Durante años, enseñé en un grupo de estudio bíblico para adultos en una iglesia local, y analizaba detenidamente las Escrituras antes de responder preguntas en las clases. Más tarde, con 40 años y durante una disertación en mi primer semestre en el seminario, descubrí que había respondido terriblemente mal la pregunta apesadumbrada de una mujer que había asistido a mis clases. Estaba seguro de que mi respuesta la había angustiado desde aquel momento, hacía dos años, y estaba ansioso por retractarme.
Corrí a casa, la llamé y, al instante, estallé en disculpas. Después de una larga pausa, me dijo con tono perplejo: «Lo siento, pero no logro darme cuenta de quién es usted». ¡Yo no había sido ni tan memorable ni tan perjudicial como pensaba! Entonces, comprendí que Dios sigue protegiendo la verdad de su Palabra a medida que vamos creciendo en el conocimiento de ella. Estoy agradecido de que Él haya protegido el corazón de aquella mujer.
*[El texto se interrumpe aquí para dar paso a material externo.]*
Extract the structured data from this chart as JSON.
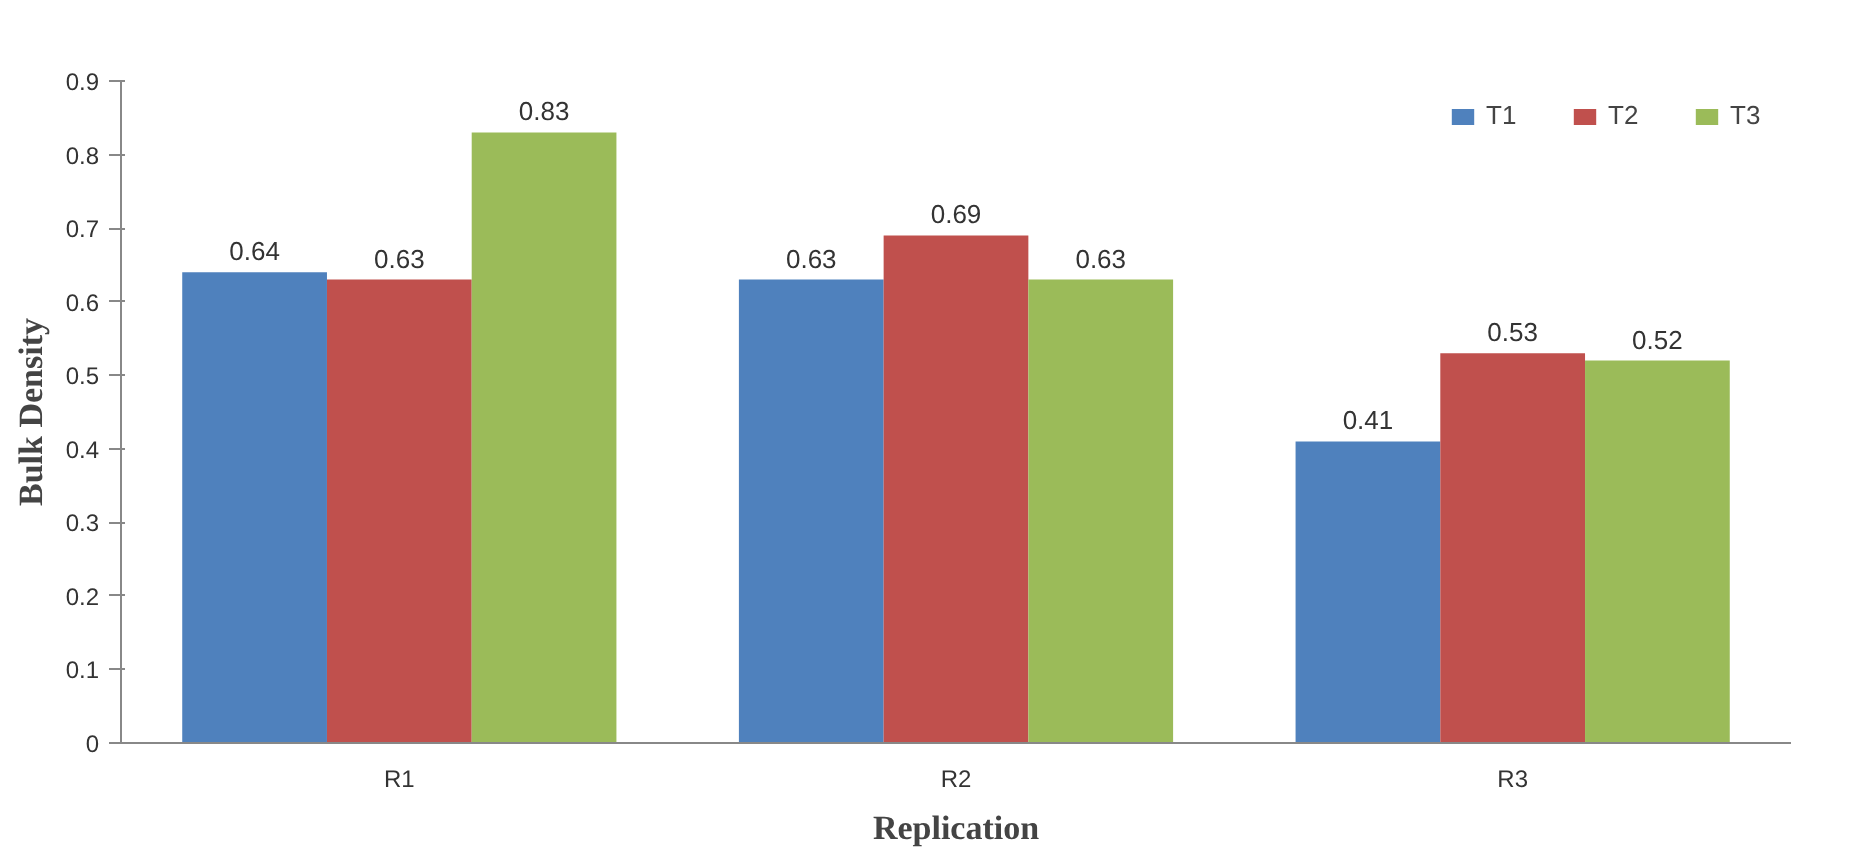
{
  "chart_data": {
    "type": "bar",
    "xlabel": "Replication",
    "ylabel": "Bulk Density",
    "categories": [
      "R1",
      "R2",
      "R3"
    ],
    "series": [
      {
        "name": "T1",
        "color": "#4f81bd",
        "values": [
          0.64,
          0.63,
          0.41
        ]
      },
      {
        "name": "T2",
        "color": "#c0504d",
        "values": [
          0.63,
          0.69,
          0.53
        ]
      },
      {
        "name": "T3",
        "color": "#9bbb59",
        "values": [
          0.83,
          0.63,
          0.52
        ]
      }
    ],
    "ylim": [
      0,
      0.9
    ],
    "yticks": [
      0,
      0.1,
      0.2,
      0.3,
      0.4,
      0.5,
      0.6,
      0.7,
      0.8,
      0.9
    ],
    "grid": false,
    "legend": "top right",
    "data_labels": true
  }
}
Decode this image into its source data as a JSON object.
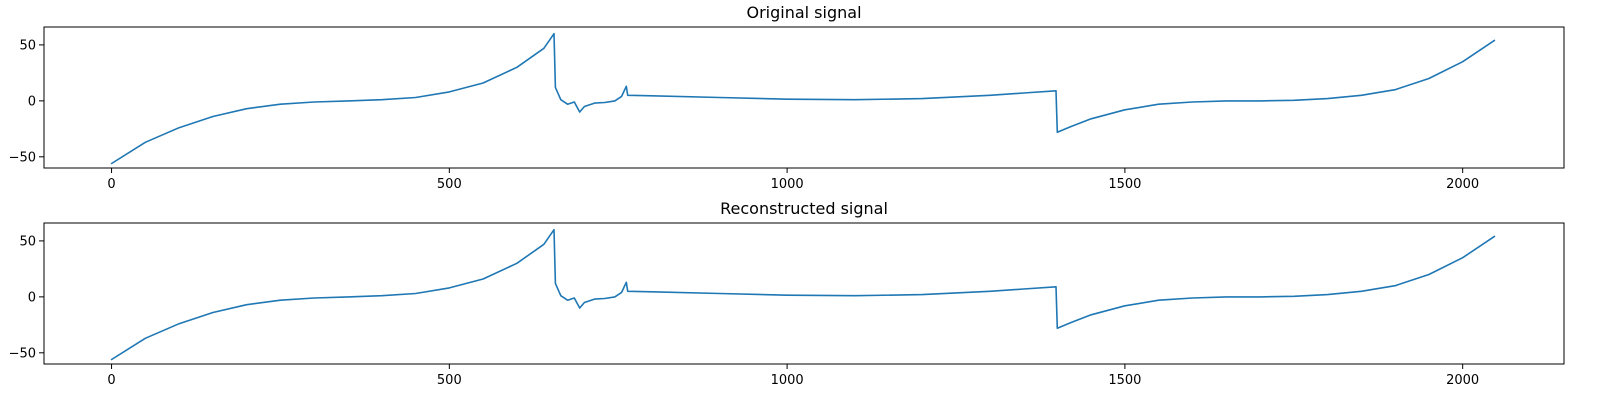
{
  "chart_data": [
    {
      "type": "line",
      "title": "Original signal",
      "xlabel": "",
      "ylabel": "",
      "xlim": [
        -100,
        2150
      ],
      "ylim": [
        -60,
        66
      ],
      "xticks": [
        0,
        500,
        1000,
        1500,
        2000
      ],
      "yticks": [
        -50,
        0,
        50
      ],
      "grid": false,
      "series": [
        {
          "color": "#1f77b4",
          "x": [
            0,
            50,
            100,
            150,
            200,
            250,
            300,
            350,
            400,
            450,
            500,
            550,
            600,
            640,
            655,
            657,
            665,
            675,
            685,
            693,
            700,
            715,
            730,
            745,
            755,
            762,
            764,
            800,
            900,
            1000,
            1100,
            1200,
            1300,
            1350,
            1398,
            1400,
            1420,
            1450,
            1500,
            1550,
            1600,
            1650,
            1700,
            1750,
            1800,
            1850,
            1900,
            1950,
            2000,
            2047
          ],
          "y": [
            -56,
            -37,
            -24,
            -14,
            -7,
            -3,
            -1,
            0,
            1,
            3,
            8,
            16,
            30,
            47,
            60,
            12,
            1,
            -3,
            -1,
            -10,
            -5,
            -2,
            -1.5,
            0,
            4,
            13,
            5,
            4.5,
            3,
            1.5,
            1,
            2,
            5,
            7,
            9,
            -28,
            -23,
            -16,
            -8,
            -3,
            -1,
            0,
            0,
            0.5,
            2,
            5,
            10,
            20,
            35,
            54
          ]
        }
      ]
    },
    {
      "type": "line",
      "title": "Reconstructed signal",
      "xlabel": "",
      "ylabel": "",
      "xlim": [
        -100,
        2150
      ],
      "ylim": [
        -60,
        66
      ],
      "xticks": [
        0,
        500,
        1000,
        1500,
        2000
      ],
      "yticks": [
        -50,
        0,
        50
      ],
      "grid": false,
      "series": [
        {
          "color": "#1f77b4",
          "x": [
            0,
            50,
            100,
            150,
            200,
            250,
            300,
            350,
            400,
            450,
            500,
            550,
            600,
            640,
            655,
            657,
            665,
            675,
            685,
            693,
            700,
            715,
            730,
            745,
            755,
            762,
            764,
            800,
            900,
            1000,
            1100,
            1200,
            1300,
            1350,
            1398,
            1400,
            1420,
            1450,
            1500,
            1550,
            1600,
            1650,
            1700,
            1750,
            1800,
            1850,
            1900,
            1950,
            2000,
            2047
          ],
          "y": [
            -56,
            -37,
            -24,
            -14,
            -7,
            -3,
            -1,
            0,
            1,
            3,
            8,
            16,
            30,
            47,
            60,
            12,
            1,
            -3,
            -1,
            -10,
            -5,
            -2,
            -1.5,
            0,
            4,
            13,
            5,
            4.5,
            3,
            1.5,
            1,
            2,
            5,
            7,
            9,
            -28,
            -23,
            -16,
            -8,
            -3,
            -1,
            0,
            0,
            0.5,
            2,
            5,
            10,
            20,
            35,
            54
          ]
        }
      ]
    }
  ]
}
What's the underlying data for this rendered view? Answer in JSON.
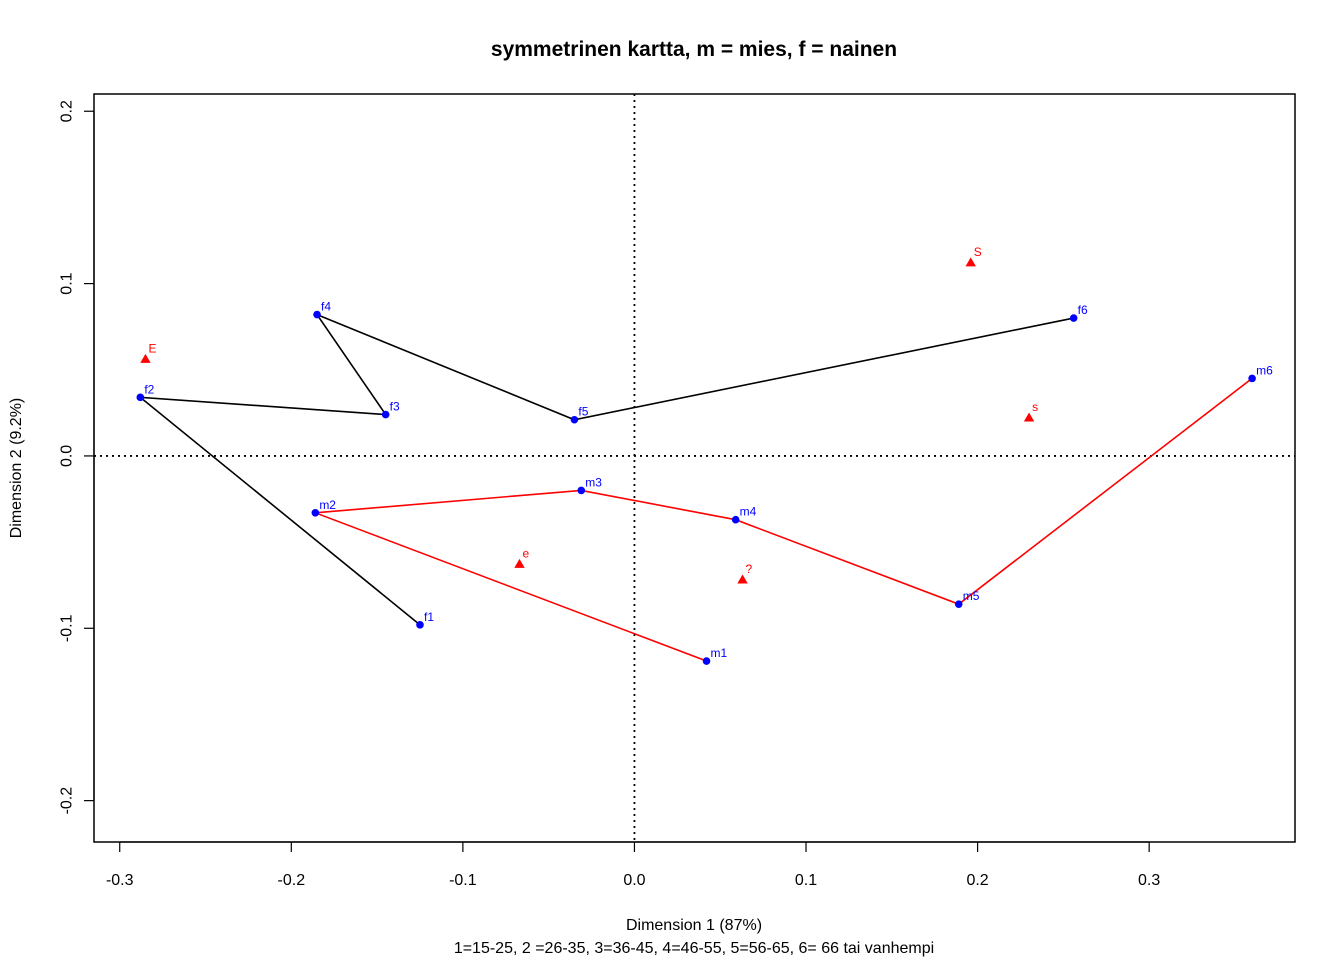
{
  "chart_data": {
    "type": "scatter",
    "title": "symmetrinen kartta, m = mies, f = nainen",
    "xlabel": "Dimension 1 (87%)",
    "xlabel_sub": "1=15-25, 2 =26-35, 3=36-45, 4=46-55, 5=56-65, 6= 66 tai vanhempi",
    "ylabel": "Dimension 2 (9.2%)",
    "xlim": [
      -0.315,
      0.385
    ],
    "ylim": [
      -0.224,
      0.21
    ],
    "xticks": [
      -0.3,
      -0.2,
      -0.1,
      0.0,
      0.1,
      0.2,
      0.3
    ],
    "xtick_labels": [
      "-0.3",
      "-0.2",
      "-0.1",
      "0.0",
      "0.1",
      "0.2",
      "0.3"
    ],
    "yticks": [
      -0.2,
      -0.1,
      0.0,
      0.1,
      0.2
    ],
    "ytick_labels": [
      "-0.2",
      "-0.1",
      "0.0",
      "0.1",
      "0.2"
    ],
    "reference_lines": {
      "x": 0,
      "y": 0,
      "style": "dotted"
    },
    "grid": false,
    "colors": {
      "row_points": "#0000ff",
      "col_points": "#ff0000",
      "f_line": "#000000",
      "m_line": "#ff0000"
    },
    "row_points": [
      {
        "label": "f1",
        "x": -0.125,
        "y": -0.098
      },
      {
        "label": "f2",
        "x": -0.288,
        "y": 0.034
      },
      {
        "label": "f3",
        "x": -0.145,
        "y": 0.024
      },
      {
        "label": "f4",
        "x": -0.185,
        "y": 0.082
      },
      {
        "label": "f5",
        "x": -0.035,
        "y": 0.021
      },
      {
        "label": "f6",
        "x": 0.256,
        "y": 0.08
      },
      {
        "label": "m1",
        "x": 0.042,
        "y": -0.119
      },
      {
        "label": "m2",
        "x": -0.186,
        "y": -0.033
      },
      {
        "label": "m3",
        "x": -0.031,
        "y": -0.02
      },
      {
        "label": "m4",
        "x": 0.059,
        "y": -0.037
      },
      {
        "label": "m5",
        "x": 0.189,
        "y": -0.086
      },
      {
        "label": "m6",
        "x": 0.36,
        "y": 0.045
      }
    ],
    "col_points": [
      {
        "label": "E",
        "x": -0.285,
        "y": 0.056
      },
      {
        "label": "e",
        "x": -0.067,
        "y": -0.063
      },
      {
        "label": "?",
        "x": 0.063,
        "y": -0.072
      },
      {
        "label": "S",
        "x": 0.196,
        "y": 0.112
      },
      {
        "label": "s",
        "x": 0.23,
        "y": 0.022
      }
    ],
    "series": [
      {
        "points": [
          "f1",
          "f2",
          "f3",
          "f4",
          "f5",
          "f6"
        ],
        "color": "#000000"
      },
      {
        "points": [
          "m1",
          "m2",
          "m3",
          "m4",
          "m5",
          "m6"
        ],
        "color": "#ff0000"
      }
    ]
  }
}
Somos humanos y, a veces, cometeremos errores al compartir la Palabra de Dios con los demás. Pero tenemos la obligación de buscar diligentemente su verdad y tener cuidado al hablar de ella (2 Timoteo 2:15). Entonces, podremos proclamar con denuedo su nombre y orar para que su Espíritu no solo proteja nuestro corazón, sino también el de aquellos a quienes procuramos servir. Dios y su Palabra merecen el mayor cuidado.